Cael was silent, so Ruben simply waited while his cousin ran that through his convoluted brain.
“Okay,” Cael said abruptly. “She has to be the key. Wherever it comes from, her power is strong enough that he held the four of you to a draw. But that’s in the past. You can’t use fire again without the bastard getting suspicious, so you’ll have to think of something else that’ll either look accidental or can’t be linked to us. I don’t care how you do it, just do it. The next time I hear your voice, you’d better be telling me that Dante Raintree is dead. And while you’re at it, kill the woman, too.”
Cael slammed down the phone. Ruben replaced the receiver more slowly, then pinched the bridge of his nose. Tactically, killing the royal Raintrees first was smart. If you cut off the head of a snake, taking care of the body was easy. The comparison wasn’t completely accurate, because any Raintree was a force to be reckoned with, but so were the Ansara. With the royals all dead, the advantage would be theirs and the outcome inevitable.

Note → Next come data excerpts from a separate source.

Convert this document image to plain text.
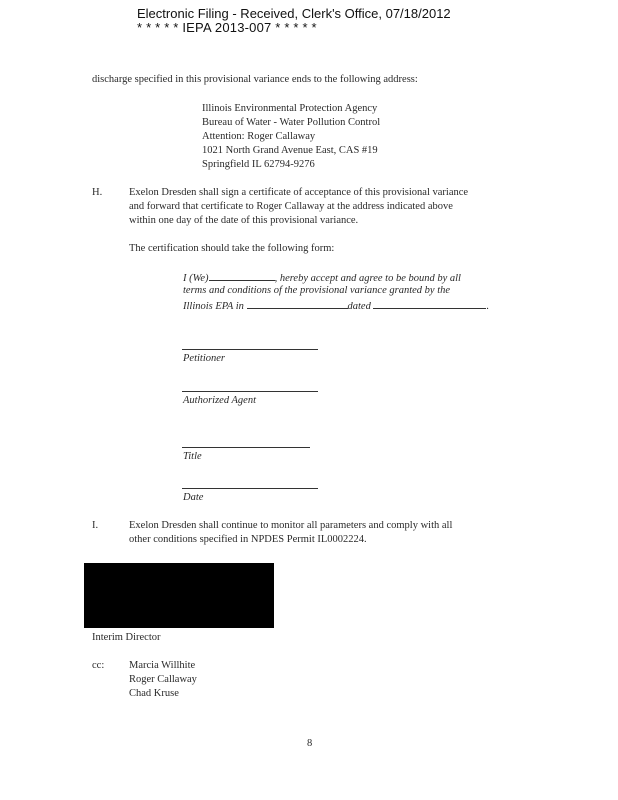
Electronic Filing - Received, Clerk's Office, 07/18/2012
* * * * * IEPA 2013-007 * * * * *
discharge specified in this provisional variance ends to the following address:
Illinois Environmental Protection Agency
Bureau of Water - Water Pollution Control
Attention: Roger Callaway
1021 North Grand Avenue East, CAS #19
Springfield IL 62794-9276
H.	Exelon Dresden shall sign a certificate of acceptance of this provisional variance
and forward that certificate to Roger Callaway at the address indicated above
within one day of the date of this provisional variance.
The certification should take the following form:
I (We)	, hereby accept and agree to be bound by all
terms and conditions of the provisional variance granted by the
Illinois EPA in	dated	.
Petitioner
Authorized Agent
Title
Date
I.	Exelon Dresden shall continue to monitor all parameters and comply with all
other conditions specified in NPDES Permit IL0002224.
Interim Director
cc: Marcia Willhite
Roger Callaway
Chad Kruse
8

The mistake they’d made two hundred years ago was in not taking care of the royal family first, a mistake that had had disastrous results. As a clan, the Ansara had almost been destroyed. The survivors had been banished to their Caribbean island, where most of them remained. But they had used those two hundred years to secretly rebuild in strength, and now they were strong enough to once more engage their enemy. Cael thought so, anyway, and so did Ruben. Only Judah had held them back, preaching caution. Judah was a banker, for God’s sake; what did he know about taking risks?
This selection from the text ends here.